OLED TV technology could go mainstream within two years

Turkish OEM, Vestel, has plans to hit production with OLED panels in the first months of 2017.

The biggest TV manufacturer in Europe is looking to bring OLED technology into its panels in early 2017. That's the promise made by Turkish manufacturing giant, Vestel.

Who? Vestel is an original equipment manufacturer (OEM) which means it makes the techie goods and other companies swoop in, stick their own badges on them and sell them on to the end user.

Historically Vestel has been making high-volume, low-cost entry-level televisions for supermarket brands as well as the low-end of some big-name TV makers too.

But while it is proud of its OEM status as a volume manufacturer - and so it should be as the biggest in Europe - it's not the sort of company you'd expect to be voraciously chasing down the latest TV technologies.

We saw at IFA this year it was showing off a prototype of its 8K panels as well as its new range of curved 4K screens, but possibly thanks to a collaboration with LG Vestel is aiming to start producing OLED TVs for the high-volume market by early 2017.

Advanced TV tech

Vestel then is really pushing forward with prototyping advanced TV tech to demonstrate to its customers.

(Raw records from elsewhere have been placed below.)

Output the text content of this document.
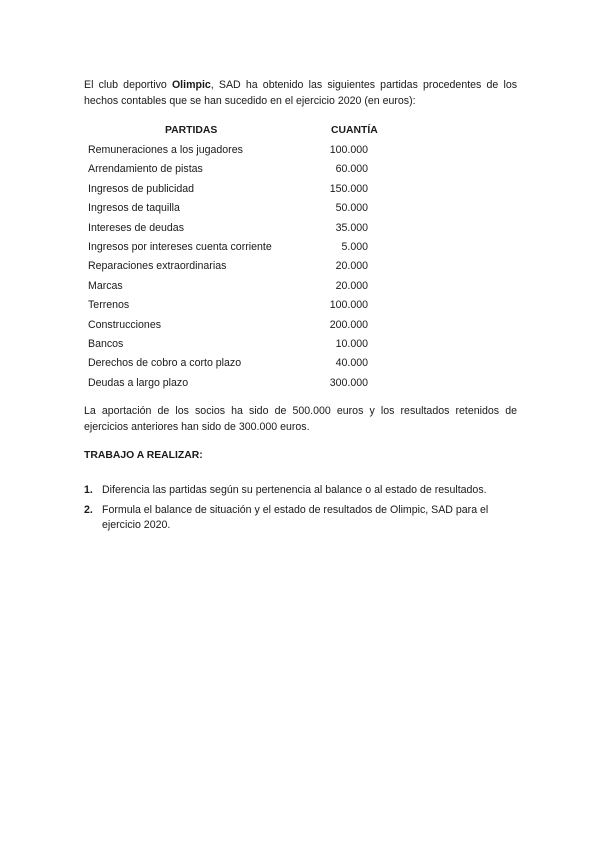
El club deportivo Olimpic, SAD ha obtenido las siguientes partidas procedentes de los hechos contables que se han sucedido en el ejercicio 2020 (en euros):

PARTIDAS	CUANTÍA
Remuneraciones a los jugadores	100.000
Arrendamiento de pistas	60.000
Ingresos de publicidad	150.000
Ingresos de taquilla	50.000
Intereses de deudas	35.000
Ingresos por intereses cuenta corriente	5.000
Reparaciones extraordinarias	20.000
Marcas	20.000
Terrenos	100.000
Construcciones	200.000
Bancos	10.000
Derechos de cobro a corto plazo	40.000
Deudas a largo plazo	300.000

La aportación de los socios ha sido de 500.000 euros y los resultados retenidos de ejercicios anteriores han sido de 300.000 euros.

TRABAJO A REALIZAR:

1. Diferencia las partidas según su pertenencia al balance o al estado de resultados.
2. Formula el balance de situación y el estado de resultados de Olimpic, SAD para el ejercicio 2020.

It's already producing quantum dot TV filters, in the same vein as Samsung's Nano-Crystal tech, which will start shipping early next year, with HDR panels with wider colour gamuts following in the second half of 2016.

Around that same time its burgeoning partnership with Google will start to bear fruit too.

Vestel is the only OEM to be able put the Android TV operating system into its own TVs. The other partners are namebrands like Sony and Philips. That should ensure the Android TV ecosystem grows as more and more affordable TVs will come rocking the growing Google operating system.

Fingers-crossed we'll see this sort of committment to high-quality volume production result in the bar being raised across the board for entry-level TVs. Though that all depends on Vestel's customers actually taking on the prototype televisions its manufacturing.